I have a strange problem with my script which extracts some dates from a webpage.
Here is the script :
# import library
import json
import re
import requests
from bs4 import BeautifulSoup
import datetime
# Request to website and dowload HTML contents
url = 'https://www.coteur.com/cotes-basket.php'
#page = requests.get(url)
response = requests.get(url)
#soup = BeautifulSoup(page.text, 'html.parser')
soup = BeautifulSoup(response.text, 'html.parser')
s = soup.find("table", id="mediaTable").find_all('script', type='application/ld+json')
date_hour = [json.loads(re.search(r'>(.+)<', str(j), re.S).group(1))["startDate"] for j in s]
#print(date_hour)
date_hour = [sub.replace("T", " ") for sub in date_hour]
print(len(date_hour))
print(date_hour)
This code is functional. It returns the startDate
element inside tag script.
But there is a doubling with one date (in the webpage, I count 24 basket events but my list is length 25). In the webpage you can see 3 events which start at 00:00
but my script extract 4 dates with 00:00
Maybe you have a idea why the site does not display these extra entries?
It does not display where there are no odds. This is due to a script which runs and removes those were no odds from view. I think currently that is script identified by
script:nth-child(25)
, which starts$(document).on('click'
.... This has a test on odds.length and if 0 there is row removal.You can test by disabling javascript and reload page. You will get same result as your python request (where js doesn't run). The row is present. Re-enable js and the row will disappear.
You can view whether there are odds by going Recontres (main table) for a given match > Cotes (also see Prognostics). If you do this with js disabled you can follow the Recontres links for all matches and see whether there are odds. In prognostics there should be odds based calculations that aren't both 0.
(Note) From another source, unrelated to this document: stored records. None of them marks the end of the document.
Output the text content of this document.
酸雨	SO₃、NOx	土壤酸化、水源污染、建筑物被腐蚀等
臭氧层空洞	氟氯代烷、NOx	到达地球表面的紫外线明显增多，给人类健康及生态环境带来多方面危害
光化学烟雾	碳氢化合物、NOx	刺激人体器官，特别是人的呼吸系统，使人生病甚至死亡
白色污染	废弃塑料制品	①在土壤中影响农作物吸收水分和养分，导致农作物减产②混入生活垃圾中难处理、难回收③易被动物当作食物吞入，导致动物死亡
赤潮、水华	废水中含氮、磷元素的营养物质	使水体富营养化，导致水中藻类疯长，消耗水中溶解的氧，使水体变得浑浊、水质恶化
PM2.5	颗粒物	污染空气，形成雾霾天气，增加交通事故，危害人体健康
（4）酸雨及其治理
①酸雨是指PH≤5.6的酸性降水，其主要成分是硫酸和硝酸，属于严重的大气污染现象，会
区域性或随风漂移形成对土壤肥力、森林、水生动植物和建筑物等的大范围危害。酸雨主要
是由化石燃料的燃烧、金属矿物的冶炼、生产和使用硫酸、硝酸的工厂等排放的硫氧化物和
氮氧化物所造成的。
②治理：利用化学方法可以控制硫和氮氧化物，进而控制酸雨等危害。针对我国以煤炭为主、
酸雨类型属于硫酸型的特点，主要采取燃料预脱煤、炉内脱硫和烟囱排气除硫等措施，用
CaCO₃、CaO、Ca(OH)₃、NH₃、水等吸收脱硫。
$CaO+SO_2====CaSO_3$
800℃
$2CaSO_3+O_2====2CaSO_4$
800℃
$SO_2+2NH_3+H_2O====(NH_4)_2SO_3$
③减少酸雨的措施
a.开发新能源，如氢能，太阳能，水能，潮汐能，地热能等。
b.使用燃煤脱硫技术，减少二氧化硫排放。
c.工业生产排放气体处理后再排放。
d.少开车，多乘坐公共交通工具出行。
There is no way, from the response you get with
requests
to distinguish the row(s) that will be missing on the page. I am not sure you can even make additional requests to check the odds info as it is missing for all without js. You would likely need to switch to selenium/browser automation. You then wouldn't really need BeautifulSoup at all.There is a small outside chance you might find an API/other site that pulls the same odds and you could cross-reference.